Comparison of high-dimensional confounder summary scores in comparative studies of newly marketed medications

Hiraku Kumamaru, Joshua J. Gagne, Robert J. Glynn, Soko Setoguchi Iwata, Sebastian Schneeweiss

Publication Date: 08/01/2016

Objective To compare confounding adjustment by high-dimensional propensity scores (hdPSs) and historically developed high-dimensional disease risk scores (hdDRSs) in three comparative study examples of newly marketed medications: (1) dabigatran vs. warfarin on major hemorrhage; (2) on death; and (3) cyclooxygenase-2 inhibitors vs. nonselective nonsteroidal anti-inflammatory drugs on gastrointestinal bleeds.
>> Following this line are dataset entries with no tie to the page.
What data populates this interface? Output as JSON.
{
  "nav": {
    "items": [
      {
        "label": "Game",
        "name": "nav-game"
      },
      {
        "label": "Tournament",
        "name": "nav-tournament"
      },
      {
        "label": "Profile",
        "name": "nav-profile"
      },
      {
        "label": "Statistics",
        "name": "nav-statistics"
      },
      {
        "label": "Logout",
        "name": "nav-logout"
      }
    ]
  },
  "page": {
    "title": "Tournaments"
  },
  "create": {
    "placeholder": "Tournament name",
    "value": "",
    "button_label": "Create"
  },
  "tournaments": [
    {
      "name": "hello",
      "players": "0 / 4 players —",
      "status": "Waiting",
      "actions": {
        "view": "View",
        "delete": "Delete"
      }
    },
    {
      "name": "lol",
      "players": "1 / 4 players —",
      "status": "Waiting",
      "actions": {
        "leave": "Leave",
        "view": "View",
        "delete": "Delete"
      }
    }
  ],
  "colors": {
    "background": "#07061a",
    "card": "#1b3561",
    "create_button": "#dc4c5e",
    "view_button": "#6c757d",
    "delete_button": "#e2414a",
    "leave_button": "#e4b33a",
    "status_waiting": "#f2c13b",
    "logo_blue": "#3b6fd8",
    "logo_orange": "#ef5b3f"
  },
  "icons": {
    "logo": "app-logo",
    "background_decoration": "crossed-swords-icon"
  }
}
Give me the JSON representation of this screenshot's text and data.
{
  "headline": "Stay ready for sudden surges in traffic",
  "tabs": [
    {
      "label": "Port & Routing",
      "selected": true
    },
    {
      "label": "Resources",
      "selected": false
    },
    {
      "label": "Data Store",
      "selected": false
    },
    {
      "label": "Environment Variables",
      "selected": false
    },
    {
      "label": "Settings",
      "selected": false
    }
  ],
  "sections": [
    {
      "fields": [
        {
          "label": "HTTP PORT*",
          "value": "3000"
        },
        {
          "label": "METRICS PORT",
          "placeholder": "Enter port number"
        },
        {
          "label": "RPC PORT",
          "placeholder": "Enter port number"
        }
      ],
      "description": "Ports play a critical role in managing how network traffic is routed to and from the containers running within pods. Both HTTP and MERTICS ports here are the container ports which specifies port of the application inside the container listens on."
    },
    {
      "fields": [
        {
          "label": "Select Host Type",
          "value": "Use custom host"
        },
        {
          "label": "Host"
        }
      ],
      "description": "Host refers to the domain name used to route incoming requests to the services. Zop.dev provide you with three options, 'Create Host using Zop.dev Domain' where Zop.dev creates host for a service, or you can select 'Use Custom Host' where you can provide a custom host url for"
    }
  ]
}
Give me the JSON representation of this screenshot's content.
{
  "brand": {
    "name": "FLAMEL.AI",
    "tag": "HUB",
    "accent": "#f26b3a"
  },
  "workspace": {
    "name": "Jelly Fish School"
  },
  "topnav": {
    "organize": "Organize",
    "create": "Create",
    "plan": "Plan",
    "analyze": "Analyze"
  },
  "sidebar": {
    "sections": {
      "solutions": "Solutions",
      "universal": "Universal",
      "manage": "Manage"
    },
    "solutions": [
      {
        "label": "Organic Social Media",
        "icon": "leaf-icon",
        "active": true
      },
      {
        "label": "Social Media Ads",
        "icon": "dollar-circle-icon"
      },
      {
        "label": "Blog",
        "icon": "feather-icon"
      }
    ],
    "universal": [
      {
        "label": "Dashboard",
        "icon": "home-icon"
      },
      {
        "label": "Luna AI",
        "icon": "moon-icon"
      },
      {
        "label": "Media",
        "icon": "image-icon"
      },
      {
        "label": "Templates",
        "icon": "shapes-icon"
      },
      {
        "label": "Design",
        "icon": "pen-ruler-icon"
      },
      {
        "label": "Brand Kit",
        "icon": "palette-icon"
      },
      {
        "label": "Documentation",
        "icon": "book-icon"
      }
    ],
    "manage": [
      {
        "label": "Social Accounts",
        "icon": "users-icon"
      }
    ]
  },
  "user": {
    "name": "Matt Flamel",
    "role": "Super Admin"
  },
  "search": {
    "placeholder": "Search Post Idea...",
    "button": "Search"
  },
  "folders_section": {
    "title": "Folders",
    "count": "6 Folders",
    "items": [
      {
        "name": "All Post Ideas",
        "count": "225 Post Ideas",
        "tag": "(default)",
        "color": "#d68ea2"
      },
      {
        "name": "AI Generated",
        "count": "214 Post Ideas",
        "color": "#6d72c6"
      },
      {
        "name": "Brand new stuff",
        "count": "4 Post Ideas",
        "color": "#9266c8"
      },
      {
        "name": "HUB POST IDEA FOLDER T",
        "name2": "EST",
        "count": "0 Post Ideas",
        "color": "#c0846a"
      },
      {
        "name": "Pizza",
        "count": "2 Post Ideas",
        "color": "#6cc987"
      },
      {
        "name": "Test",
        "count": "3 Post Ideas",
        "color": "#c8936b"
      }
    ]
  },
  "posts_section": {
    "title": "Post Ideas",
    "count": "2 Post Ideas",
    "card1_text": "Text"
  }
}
Study Design and Setting In each example, we constructed a concurrent cohort of new and old drug initiators using US claims databases. In historical cohorts of old drug initiators, we developed hdDRS models including investigator-specified plus empirically identified variables and using principal component analysis and lasso regression for dimension reduction. We applied the models to the concurrent cohorts to obtain predicted outcome probabilities, which we used for confounding adjustment. We compared the resulting estimates to those from hdPS. Results The crude odds ratio (OR) comparing dabigatran to warfarin was 0.52 (95% confidence interval: 0.37–0.72) for hemorrhage and 0.38 (0.26–0.55) for death. Decile stratification yielded an OR of 0.64 (0.46–0.90) for hemorrhage using hdDRS vs. 0.70 (0.49–1.02) for hdPS. ORs for death were 0.69 (0.45–1.06) and 0.73 (0.48–1.10), respectively. The relative performance of hdDRS in the cyclooxygenase-2 inhibitors example was similar. Conclusion hdDRS achieved similar or better confounding adjustment compared to conventional regression approach but worked slightly less well than hdPS.